É possível que todas as provas colhidas pelo MPF no caso do tríplex do Guarujá sejam anuladas?

Se o STF entender que a suspeição (do Moro) passou a ocorrer no instante em que foi determinada a condução coercitiva, no começo da investigação, vão ser anuladas todas as provas colhidas nas buscas e apreensões, que não poderão ser utilizadas ou nem obtidas de novo. Como aí se encontram provas importantes para o caso triplex, talvez seja impossível reproduzi-lo. Além disso, nessa hipótese, o impacto se estenderá para as duas outras ações penais envolvendo o ex-presidente, os casos do sítio de Atibaia e do Instituto Lula, assim como para outras investigações ou processos em que tais provas possam ter sido usadas.

Outros petistas ou aliados condenados pela Lava-Jato podem ser beneficiados pela decisão que favoreceu o ex-presidente Lula?

Há duas questões aí: quem será diretamente beneficiado e quem pode ser indiretamente beneficiado. Serão diretamente beneficiados os corréus das ações contra o ex-presidente que forem anuladas, e quais dessas serão depende do esclarecimento da decisão pelo STF, como expliquei. No caso do triplex, dois outros réus foram condenados e, no do sítio, outros dez. Se for anulada a ação penal do Instituto Lula, há mais sete acusados que serão beneficiados. Podem ser diretamente beneficiados, ainda, réus de outros casos em que foram usadas provas colhidas nas investigações envolvendo o ex-presidente.

A segunda questão é quem pode ser indiretamente beneficiado, isto é, se a suspeição do ex-juiz poderá ou não ser expandida para outros casos sem tais provas e em que o ex-presidente não foi acusado. Acho muito improvável que isso ocorra porque o fundamento da suspeição foi um conjunto de decisões proferidas no caso concreto do ex-presidente que não têm relação com os outros casos, como por exemplo a interceptação telefônica do ex-presidente, a publicidade de áudios interceptados e o levantamento do sigilo da delação de Palocci.
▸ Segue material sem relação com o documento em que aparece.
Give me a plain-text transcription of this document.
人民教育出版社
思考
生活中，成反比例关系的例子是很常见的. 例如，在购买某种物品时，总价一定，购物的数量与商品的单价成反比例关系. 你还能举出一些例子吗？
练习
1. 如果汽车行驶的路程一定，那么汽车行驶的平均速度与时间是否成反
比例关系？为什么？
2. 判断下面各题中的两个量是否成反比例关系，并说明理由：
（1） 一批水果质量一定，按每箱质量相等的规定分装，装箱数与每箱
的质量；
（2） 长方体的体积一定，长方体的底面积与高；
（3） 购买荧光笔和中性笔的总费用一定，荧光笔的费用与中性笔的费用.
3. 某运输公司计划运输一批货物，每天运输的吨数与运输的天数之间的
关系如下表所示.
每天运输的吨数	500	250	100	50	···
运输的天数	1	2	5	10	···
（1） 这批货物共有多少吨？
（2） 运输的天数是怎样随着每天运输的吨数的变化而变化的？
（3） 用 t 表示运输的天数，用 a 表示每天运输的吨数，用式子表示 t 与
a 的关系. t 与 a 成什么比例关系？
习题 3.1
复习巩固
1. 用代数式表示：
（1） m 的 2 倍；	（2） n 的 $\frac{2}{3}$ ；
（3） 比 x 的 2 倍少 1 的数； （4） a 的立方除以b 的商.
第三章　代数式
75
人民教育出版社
Nesse sentido, a ministra Carmen Lúcia frisou várias vezes que seu voto estava calcado em circunstâncias muito particulares do caso e que não estava se manifestando sobre outras situações da operação Lava Jato.

A Lava-Jato pode ter o mesmo destino da operação Castelo de Areia? O senhor teme a anulação?
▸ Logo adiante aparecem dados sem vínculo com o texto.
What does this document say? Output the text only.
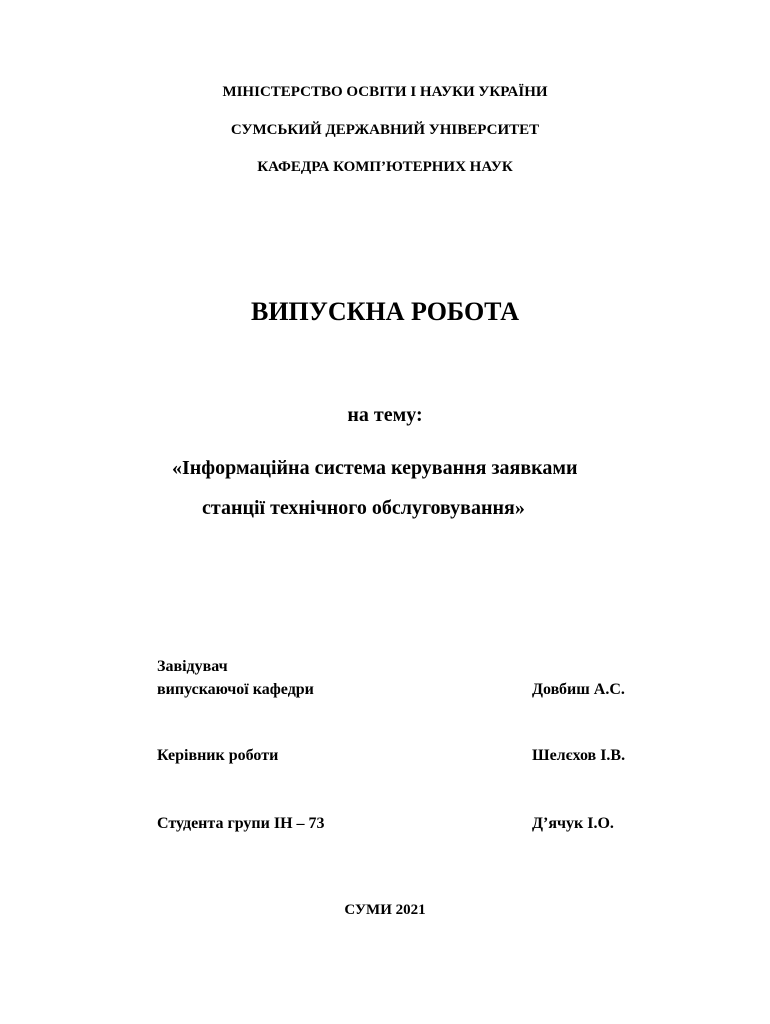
МІНІСТЕРСТВО ОСВІТИ І НАУКИ УКРАЇНИ
СУМСЬКИЙ ДЕРЖАВНИЙ УНІВЕРСИТЕТ
КАФЕДРА КОМП’ЮТЕРНИХ НАУК
ВИПУСКНА РОБОТА
на тему:
«Інформаційна система керування заявками
станції технічного обслуговування»
Завідувач
випускаючої кафедри	Довбиш А.С.
Керівник роботи	Шелєхов І.В.
Студента групи ІН – 73	Д’ячук І.О.
СУМИ 2021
É impossível que as duas operações tenham o mesmo destino. Enquanto a Castelo de Areia foi natimorta, a ampla legalidade da Lava Jato foi reconhecida diante de milhares de questionamentos em quatro instâncias ao longo de sete anos. Mesmo se considerarmos o revisionismo de hoje, não vejo chances de uma ampla anulação. É fácil alegar supostos excessos genericamente, mas quando se vai analisar cada decisão, verifica-se que está recheada de fatos e de provas e que aplicou a lei de modo coerente entre os diferentes casos e consistente com o entendimento dos tribunais.
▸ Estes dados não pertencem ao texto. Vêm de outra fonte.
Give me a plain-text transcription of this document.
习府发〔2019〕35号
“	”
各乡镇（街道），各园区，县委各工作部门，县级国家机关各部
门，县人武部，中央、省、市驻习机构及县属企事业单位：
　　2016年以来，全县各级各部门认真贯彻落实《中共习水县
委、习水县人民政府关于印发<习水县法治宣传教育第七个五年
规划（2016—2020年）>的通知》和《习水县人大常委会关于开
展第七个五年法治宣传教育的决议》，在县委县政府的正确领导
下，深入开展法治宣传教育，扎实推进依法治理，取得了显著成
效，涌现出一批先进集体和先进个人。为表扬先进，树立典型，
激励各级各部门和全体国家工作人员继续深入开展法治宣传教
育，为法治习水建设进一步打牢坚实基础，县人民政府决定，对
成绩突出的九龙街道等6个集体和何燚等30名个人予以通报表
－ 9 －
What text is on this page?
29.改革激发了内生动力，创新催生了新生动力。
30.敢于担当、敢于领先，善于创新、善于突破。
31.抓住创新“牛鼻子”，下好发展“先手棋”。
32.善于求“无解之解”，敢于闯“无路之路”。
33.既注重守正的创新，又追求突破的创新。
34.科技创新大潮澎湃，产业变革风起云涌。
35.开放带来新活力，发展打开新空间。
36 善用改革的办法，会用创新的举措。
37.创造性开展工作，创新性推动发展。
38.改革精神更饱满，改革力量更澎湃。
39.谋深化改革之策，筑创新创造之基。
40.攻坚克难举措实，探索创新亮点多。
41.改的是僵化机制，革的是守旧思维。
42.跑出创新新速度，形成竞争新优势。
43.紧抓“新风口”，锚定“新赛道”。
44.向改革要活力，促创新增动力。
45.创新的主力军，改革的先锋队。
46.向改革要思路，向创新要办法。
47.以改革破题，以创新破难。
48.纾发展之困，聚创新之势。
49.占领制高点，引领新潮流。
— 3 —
Além disso, os efeitos das duas operações são incomparáveis. A Lava Jato rompeu a barreira da impunidade sistêmica brasileira, onde quedou a Castelo de Areia. Corruptos que estavam saqueando o Brasil foram levados à prisão. Centenas de réus foram condenados, bilhões recuperados. Por fim, o que a Lava Jato revelou jamais poderá ser escondido debaixo do tapete. O mecanismo da corrupção revelado ilumina a compreensão não só do Brasil de ontem, mas também daquele de hoje e amanhã, e será assim enquanto mudanças mais profundas não forem feitas para atacar as raízes do problema.

O sr. acha que é possível defender a imparcialidade de Moro e a despolitização da Lava-Jato, se o ex-magistrado condenou Lula e logo em seguida assumiu um cargo no primeiro escalão do governo Bolsonaro, beneficiado pela retirada do petista da disputa?

A ida do ex-juiz para o governo Bolsonaro foi uma decisão pessoal que pode ser questionada por várias razões, mas em nada macula a lisura das investigações e processos conduzidos até aquele momento. Entendo que a saída do ex-juiz para o governo pode levar algum incauto a equivocadamente cogitar a hipótese de que o julgador pudesse ter condenado Lula para afastá-lo da disputa presidencial, favorecendo o candidato Bolsonaro que o convidaria para o governo, mas essa hipótese não resiste à reflexão.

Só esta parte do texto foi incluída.